The historic Camelot Theatre at the Palm Springs Cultural Center is one of the jewels of the desert. Among its great programs are its film retrospectives. This year features perhaps its best ever lineup. I attended the madcap comedy Libeled Lady during the theatre’s Screwball Sundays series. For great laughs and also insight on this amazing depression era movie making check out any of the other four films that will be shown each Sunday from now till June 18.
At the conclusion of each film is a wonderful discussion about the making of the film and the genre.

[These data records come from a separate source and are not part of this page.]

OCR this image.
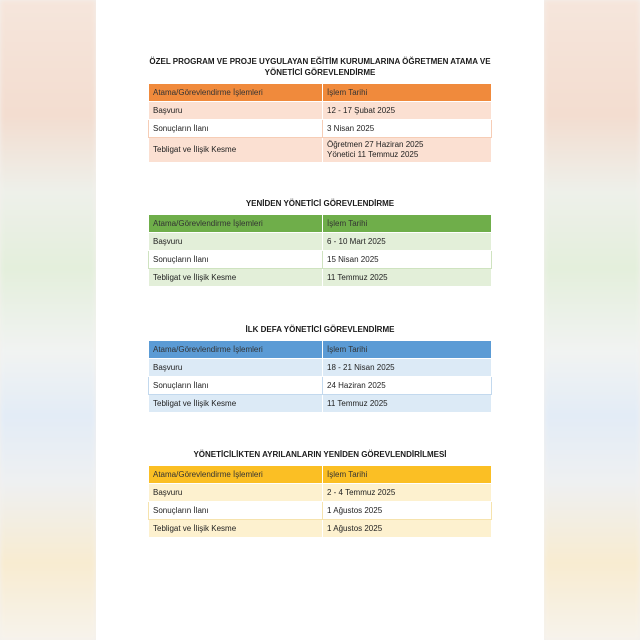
ÖZEL PROGRAM VE PROJE UYGULAYAN EĞİTİM KURUMLARINA ÖĞRETMEN ATAMA VE
YÖNETİCİ GÖREVLENDİRME
Atama/Görevlendirme İşlemleri	İşlem Tarihi
Başvuru	12 - 17 Şubat 2025
Sonuçların İlanı	3 Nisan 2025
Tebligat ve İlişik Kesme	Öğretmen 27 Haziran 2025
Yönetici 11 Temmuz 2025
YENİDEN YÖNETİCİ GÖREVLENDİRME
Atama/Görevlendirme İşlemleri	İşlem Tarihi
Başvuru	6 - 10 Mart 2025
Sonuçların İlanı	15 Nisan 2025
Tebligat ve İlişik Kesme	11 Temmuz 2025
İLK DEFA YÖNETİCİ GÖREVLENDİRME
Atama/Görevlendirme İşlemleri	İşlem Tarihi
Başvuru	18 - 21 Nisan 2025
Sonuçların İlanı	24 Haziran 2025
Tebligat ve İlişik Kesme	11 Temmuz 2025
YÖNETİCİLİKTEN AYRILANLARIN YENİDEN GÖREVLENDİRİLMESİ
Atama/Görevlendirme İşlemleri	İşlem Tarihi
Başvuru	2 - 4 Temmuz 2025
Sonuçların İlanı	1 Ağustos 2025
Tebligat ve İlişik Kesme	1 Ağustos 2025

This discussion was lead by Lauren Wolfer the Program Director with expert insight and analysis by Aliece Pickett of the Film Society Of Screwball Comedy. Much was learned about the great actors in this film including Jean Harlow, William Powell, Myrna Loy and Spencer Tracy. For instance even though William Powell and Myrna Loy were romantically linked in their many screen roles, in particular the Thin Man series, Powell and Loy were actually just good friends in real life. Powell and Harlow however were real life lovers and when Harlow died of kidney failure at age 26 Powell had a marble crypt built for her at cost of $25,000.
Other great insights provided by historian Pickett included the background of many of the writers of the screwball comedies. Numerous writers came not from playwrite’s or novelists but from actual journalists. This is why so many of these comedies are centered around a big city newspaper. These writers knew the business, both the dark and heroic side of the press.
Being a fan of the arts I was especially impressed with the history told about the great art director of Libeled Lady, Cedric Gibbons. I’ve followed his career for years as I’ve watched classic 1930s/40s films. I didn’t know however that he attended the 1925 Paris Art Expo where he saw Art Deco in abundance. He took what he saw back to Hollywood and incorporated this new look in his films. He received well over 1000 film credits primarily for MGM. He was a founding member of the Academy and designed the Oscar. You can see one of the eleven Oscars he was awarded at the Academy Museum of Motion Pictures in Los Angeles.
Coming up soon at the Camelot is the Summer of Scorsese. Beginning on June 10 with his film Mean Streets featuring a young Robert De Niro.